A six-month long state inquiry into the cause, effect and future prevention of bushfires, following this horror season, will take submissions from the public, but has no plans to tour the regions in its quest for learning.
Dave Owens, former Deputy Commissioner of NSW Police, and Professor Mary O'Kane AC, Independent Planning Commission Chair and former NSW Chief Scientist and Engineer, will lead the inquiry, commencing immediately. A report will be submitted to the Premier at its conclusion.
The apparent lack of interest from the NSW Government in not reaching out to regions for answers prompted opposition leader Jodi McKay to tell media at Quaama in the Bega Valley last Friday, "I don't think written submissions to an expert panel based in Sydney is appropriate at all."
Birdwood grazier Gemma Porter, whose family lost paddocks, fences and a sawmill in the Werrikimbe blaze last November, said it was imperative the inquiry hold meetings across the fire grounds.
"Unless this inquiry gets out into the regions and hears from the people affected it will be a Clayton's event," she said.
"Not one of these fires was exactly the same and so much of the state was burned. People are damaged. This inquiry needs to be put in front of them."
Class action
Meanwhile five families and one corporation from the Ebor area are banding together to sue National Parks and Wildlife for millions in compensation following what they say was inaction immediately prior to the eruption of the Bees Nest blaze in September.
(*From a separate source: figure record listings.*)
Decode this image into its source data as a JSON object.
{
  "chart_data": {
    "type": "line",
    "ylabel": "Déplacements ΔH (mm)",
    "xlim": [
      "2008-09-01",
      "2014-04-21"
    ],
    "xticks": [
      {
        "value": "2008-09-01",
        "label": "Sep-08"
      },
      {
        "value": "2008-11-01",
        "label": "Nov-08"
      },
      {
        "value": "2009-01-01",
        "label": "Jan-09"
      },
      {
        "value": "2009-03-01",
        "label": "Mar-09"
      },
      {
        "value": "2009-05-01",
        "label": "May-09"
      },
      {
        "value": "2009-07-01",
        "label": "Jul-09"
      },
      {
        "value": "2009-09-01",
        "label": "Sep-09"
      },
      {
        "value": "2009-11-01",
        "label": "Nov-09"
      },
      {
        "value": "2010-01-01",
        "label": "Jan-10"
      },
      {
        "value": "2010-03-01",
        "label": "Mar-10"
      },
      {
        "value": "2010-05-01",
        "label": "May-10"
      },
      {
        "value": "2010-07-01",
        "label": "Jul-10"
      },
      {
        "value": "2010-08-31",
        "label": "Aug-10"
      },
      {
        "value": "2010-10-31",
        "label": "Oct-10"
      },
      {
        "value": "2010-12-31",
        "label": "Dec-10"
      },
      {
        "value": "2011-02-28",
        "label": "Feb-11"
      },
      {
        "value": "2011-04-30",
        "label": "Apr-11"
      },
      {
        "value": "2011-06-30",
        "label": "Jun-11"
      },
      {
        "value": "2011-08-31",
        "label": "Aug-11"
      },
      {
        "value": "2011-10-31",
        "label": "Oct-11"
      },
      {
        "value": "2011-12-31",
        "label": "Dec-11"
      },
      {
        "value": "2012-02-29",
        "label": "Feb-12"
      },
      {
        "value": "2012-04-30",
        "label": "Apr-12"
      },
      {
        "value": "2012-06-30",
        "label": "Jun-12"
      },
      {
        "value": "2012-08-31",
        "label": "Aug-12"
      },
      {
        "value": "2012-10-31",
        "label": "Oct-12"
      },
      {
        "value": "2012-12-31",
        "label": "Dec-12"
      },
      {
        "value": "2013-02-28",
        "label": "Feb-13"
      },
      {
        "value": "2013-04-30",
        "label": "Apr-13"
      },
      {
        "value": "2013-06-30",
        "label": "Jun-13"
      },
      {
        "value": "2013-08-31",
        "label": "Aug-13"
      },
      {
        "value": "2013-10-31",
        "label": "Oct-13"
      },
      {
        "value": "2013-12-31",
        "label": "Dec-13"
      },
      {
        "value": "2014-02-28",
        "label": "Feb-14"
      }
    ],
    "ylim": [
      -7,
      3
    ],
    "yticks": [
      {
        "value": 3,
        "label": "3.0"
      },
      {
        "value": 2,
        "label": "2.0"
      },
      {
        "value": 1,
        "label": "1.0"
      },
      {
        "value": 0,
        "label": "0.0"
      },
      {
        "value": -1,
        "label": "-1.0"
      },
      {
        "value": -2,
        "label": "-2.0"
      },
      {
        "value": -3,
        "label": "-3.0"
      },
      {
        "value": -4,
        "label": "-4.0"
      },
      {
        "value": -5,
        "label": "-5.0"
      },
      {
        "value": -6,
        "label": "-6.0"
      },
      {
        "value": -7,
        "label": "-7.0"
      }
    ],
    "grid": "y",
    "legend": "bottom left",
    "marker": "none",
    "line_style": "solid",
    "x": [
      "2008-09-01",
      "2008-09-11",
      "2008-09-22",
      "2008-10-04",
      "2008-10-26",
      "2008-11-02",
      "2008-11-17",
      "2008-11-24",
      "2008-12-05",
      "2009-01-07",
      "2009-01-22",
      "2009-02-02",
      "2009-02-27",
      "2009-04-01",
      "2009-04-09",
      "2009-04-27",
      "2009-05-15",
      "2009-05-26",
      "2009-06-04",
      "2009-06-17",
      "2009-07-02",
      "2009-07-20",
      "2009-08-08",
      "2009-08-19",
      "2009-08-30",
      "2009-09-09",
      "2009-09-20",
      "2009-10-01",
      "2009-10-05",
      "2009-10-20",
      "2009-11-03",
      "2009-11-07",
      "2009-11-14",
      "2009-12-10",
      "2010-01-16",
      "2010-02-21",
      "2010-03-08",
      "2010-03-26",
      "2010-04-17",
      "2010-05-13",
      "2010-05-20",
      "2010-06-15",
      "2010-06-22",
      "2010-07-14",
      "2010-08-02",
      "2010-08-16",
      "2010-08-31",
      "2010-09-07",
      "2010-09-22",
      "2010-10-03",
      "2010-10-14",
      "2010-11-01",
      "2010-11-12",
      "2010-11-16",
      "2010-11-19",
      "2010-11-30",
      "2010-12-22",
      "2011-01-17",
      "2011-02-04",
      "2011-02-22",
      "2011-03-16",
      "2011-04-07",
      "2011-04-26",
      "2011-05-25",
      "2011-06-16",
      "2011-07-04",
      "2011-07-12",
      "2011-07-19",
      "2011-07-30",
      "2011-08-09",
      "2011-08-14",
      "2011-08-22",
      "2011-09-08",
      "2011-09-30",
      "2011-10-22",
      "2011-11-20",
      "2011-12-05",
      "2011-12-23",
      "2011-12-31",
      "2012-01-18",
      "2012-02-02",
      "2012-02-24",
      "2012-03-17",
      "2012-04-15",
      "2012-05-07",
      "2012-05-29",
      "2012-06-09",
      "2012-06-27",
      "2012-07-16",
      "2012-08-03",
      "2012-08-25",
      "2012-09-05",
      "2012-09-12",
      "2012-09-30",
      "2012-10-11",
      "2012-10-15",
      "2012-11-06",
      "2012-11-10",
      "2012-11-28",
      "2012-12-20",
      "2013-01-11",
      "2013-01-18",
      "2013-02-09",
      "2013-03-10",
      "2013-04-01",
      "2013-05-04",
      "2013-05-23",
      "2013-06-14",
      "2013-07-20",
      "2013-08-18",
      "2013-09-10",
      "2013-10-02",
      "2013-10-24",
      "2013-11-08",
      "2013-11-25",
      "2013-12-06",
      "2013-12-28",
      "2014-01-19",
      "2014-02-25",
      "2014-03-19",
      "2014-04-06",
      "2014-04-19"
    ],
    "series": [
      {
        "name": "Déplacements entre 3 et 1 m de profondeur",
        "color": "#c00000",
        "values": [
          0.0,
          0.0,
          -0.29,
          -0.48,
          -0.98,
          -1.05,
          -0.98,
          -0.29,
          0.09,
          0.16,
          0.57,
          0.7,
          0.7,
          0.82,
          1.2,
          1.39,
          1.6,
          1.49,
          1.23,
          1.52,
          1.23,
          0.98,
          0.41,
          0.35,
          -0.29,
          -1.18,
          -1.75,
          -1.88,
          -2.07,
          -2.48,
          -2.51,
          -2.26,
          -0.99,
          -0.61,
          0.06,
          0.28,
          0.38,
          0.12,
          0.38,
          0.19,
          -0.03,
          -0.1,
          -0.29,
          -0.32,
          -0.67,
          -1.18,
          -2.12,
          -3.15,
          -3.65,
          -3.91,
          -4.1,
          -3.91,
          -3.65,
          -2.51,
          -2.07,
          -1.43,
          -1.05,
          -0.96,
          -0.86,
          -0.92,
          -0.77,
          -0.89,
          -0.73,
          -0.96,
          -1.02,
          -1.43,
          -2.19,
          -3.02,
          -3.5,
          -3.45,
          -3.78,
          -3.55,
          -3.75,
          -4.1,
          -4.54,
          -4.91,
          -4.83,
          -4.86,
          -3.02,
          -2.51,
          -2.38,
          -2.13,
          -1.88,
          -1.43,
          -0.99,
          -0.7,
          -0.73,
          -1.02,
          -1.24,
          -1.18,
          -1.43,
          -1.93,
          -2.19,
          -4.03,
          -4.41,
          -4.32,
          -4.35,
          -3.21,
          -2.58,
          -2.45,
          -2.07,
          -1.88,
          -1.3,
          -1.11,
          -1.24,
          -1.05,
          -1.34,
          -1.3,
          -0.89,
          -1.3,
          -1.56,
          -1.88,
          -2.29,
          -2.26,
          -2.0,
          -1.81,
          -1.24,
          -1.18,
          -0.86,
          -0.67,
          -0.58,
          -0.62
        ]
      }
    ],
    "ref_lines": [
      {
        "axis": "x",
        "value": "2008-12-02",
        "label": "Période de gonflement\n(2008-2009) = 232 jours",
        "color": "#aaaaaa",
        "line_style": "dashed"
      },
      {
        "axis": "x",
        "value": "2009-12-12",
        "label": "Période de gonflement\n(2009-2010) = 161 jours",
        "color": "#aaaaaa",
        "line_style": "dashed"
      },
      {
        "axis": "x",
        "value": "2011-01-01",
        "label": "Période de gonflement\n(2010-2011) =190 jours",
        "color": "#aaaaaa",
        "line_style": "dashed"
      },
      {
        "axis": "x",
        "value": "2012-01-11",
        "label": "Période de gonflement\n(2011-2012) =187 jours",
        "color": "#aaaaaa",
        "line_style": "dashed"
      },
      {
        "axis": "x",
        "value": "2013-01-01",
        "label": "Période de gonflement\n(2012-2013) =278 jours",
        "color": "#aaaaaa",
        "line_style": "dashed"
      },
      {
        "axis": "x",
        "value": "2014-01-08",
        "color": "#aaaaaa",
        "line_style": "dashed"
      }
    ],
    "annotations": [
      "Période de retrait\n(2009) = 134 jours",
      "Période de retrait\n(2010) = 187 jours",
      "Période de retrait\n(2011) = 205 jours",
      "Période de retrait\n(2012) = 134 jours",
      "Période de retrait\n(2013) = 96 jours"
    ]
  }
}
Spokesman and NSW Supreme Court solicitor Peter Jackson, Jackson and Associates, said he hoped more parties would join the fight, seeking compensation for damages from recent bush fires along with long term fundamental change.
Mr Jackson said the initial fire in the Guy Faulks National Park should have been continuously monitored from the beginning, with his clients suggesting the enormous inferno that later merged to destroy homes at Nymboida and threatened coastal communities near Coffs Harbour could have been stopped at the beginning with just one truck and two fire fighters.
"There was a lack of communication," Mr Jackson said. There needs to be more liaison."
Another grazier affected by the Bees Nest blaze, Mick Kelsall, who manages Marengo Station, agreed more communication between authorities was required, "but when you enter into a class action that relationship breaks down."
Mr Kelsall said it was essential the NSW bushfire inquiry reach out to regions for answers.